TAO Toolkit 5.2 (5.2.0.1-pyt1.14.0:Segformer) - OSError: [Errno 39] Directory not empty: '/results/train/.eval_hook'

There is no update from you for a period, assuming this is not an issue anymore. Hence we are closing this topic. If need further support, please open a new one. Thanks

Hi @IainA For this case, validation_interval larger than max_iters, the evaluation will not run during training.
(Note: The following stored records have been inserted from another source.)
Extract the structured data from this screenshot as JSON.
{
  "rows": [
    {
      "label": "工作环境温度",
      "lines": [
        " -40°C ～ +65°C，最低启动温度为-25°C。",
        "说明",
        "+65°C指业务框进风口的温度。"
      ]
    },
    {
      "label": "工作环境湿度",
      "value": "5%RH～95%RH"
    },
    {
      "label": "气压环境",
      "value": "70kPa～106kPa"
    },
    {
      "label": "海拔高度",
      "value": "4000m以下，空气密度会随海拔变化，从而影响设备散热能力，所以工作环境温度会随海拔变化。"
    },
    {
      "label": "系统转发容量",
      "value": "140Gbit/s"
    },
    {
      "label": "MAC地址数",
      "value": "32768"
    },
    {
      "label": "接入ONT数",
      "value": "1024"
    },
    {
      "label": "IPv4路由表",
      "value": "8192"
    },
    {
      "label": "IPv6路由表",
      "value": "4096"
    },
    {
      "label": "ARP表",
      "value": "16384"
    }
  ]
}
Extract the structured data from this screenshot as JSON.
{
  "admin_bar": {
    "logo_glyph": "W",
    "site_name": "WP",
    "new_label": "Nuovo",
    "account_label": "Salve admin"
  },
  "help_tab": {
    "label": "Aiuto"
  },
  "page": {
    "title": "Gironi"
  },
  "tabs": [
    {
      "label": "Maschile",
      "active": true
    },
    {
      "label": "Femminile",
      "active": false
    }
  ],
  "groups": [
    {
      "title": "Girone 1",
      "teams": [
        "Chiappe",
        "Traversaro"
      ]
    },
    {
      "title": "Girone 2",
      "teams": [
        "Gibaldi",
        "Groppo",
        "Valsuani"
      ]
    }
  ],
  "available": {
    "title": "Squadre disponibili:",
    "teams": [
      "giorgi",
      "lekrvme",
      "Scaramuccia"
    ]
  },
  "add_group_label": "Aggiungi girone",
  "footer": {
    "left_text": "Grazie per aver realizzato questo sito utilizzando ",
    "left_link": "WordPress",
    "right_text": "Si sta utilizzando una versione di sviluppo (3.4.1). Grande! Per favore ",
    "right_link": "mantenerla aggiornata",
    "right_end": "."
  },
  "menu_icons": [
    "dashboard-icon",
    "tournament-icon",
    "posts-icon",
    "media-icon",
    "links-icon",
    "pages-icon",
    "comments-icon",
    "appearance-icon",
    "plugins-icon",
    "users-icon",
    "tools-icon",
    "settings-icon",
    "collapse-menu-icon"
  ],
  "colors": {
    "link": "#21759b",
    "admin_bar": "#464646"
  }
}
More, actually I cannot reproduce the /results/train/.eval_hook’ error during training.
Below is my command and spec file.
$ docker run --runtime=nvidia -it --rm -v /home/morganh:/home/morganh nvcr.io/nvidia/tao/tao-toolkit:5.2.0.1-pyt1.14.0 /bin/bash

Then run training.
#segformer train -e /home/morganh/demo_3.0/forum_repro/segformer/spec_isbi.yaml -r /home/morganh/demo_3.0/forum_repro/segformer/result_train -g 1

#cat spec_isbi.yaml
train:
  exp_config:
      manual_seed: 49
  checkpoint_interval: 50
  logging_interval: 50
  max_iters: 220
  resume_training_checkpoint_path: null
  validate: True
  validation_interval: 220
  trainer:
      find_unused_parameters: True
      sf_optim:
        lr: 0.00006
model:
  input_height: 512
  input_width: 512
  pretrained_model_path: null
  backbone:
    type: "mit_b1"
dataset:
  input_type: "grayscale"
  img_norm_cfg:
        mean:
          - 127.5
          - 127.5
          - 127.5
        std:
          - 127.5
          - 127.5
          - 127.5
        to_rgb: True
  data_root: /tlt-pytorch
  train_dataset:
      img_dir:
        - /home/morganh/demo_2.0/unet/data/isbi/images/train
      ann_dir:
        - /home/morganh/demo_2.0/unet/data/isbi/images/train
      pipeline:
        augmentation_config:
          random_crop:
            cat_max_ratio: 0.75
          resize:
            ratio_range:
              - 0.5
              - 2.0
          random_flip:
            prob: 0.5
  val_dataset:
      img_dir: /home/morganh/demo_2.0/unet/data/isbi/images/val
      ann_dir: /home/morganh/demo_2.0/unet/data/isbi/images/val
  palette:
    - seg_class: foreground
      rgb:
        - 0
        - 0
        - 0
      label_id: 0
      mapping_class: foreground
    - seg_class: background
      rgb:
        - 255
        - 255
        - 255
      label_id: 1
      mapping_class: background
  repeat_data_times: 500
  batch_size: 1
  workers_per_gpu: 1

Could you try my steps as well?
More, to narrow down, please set -r to a full local path. In my case, it is-r /home/morganh/demo_3.0/forum_repro/segformer/result_train.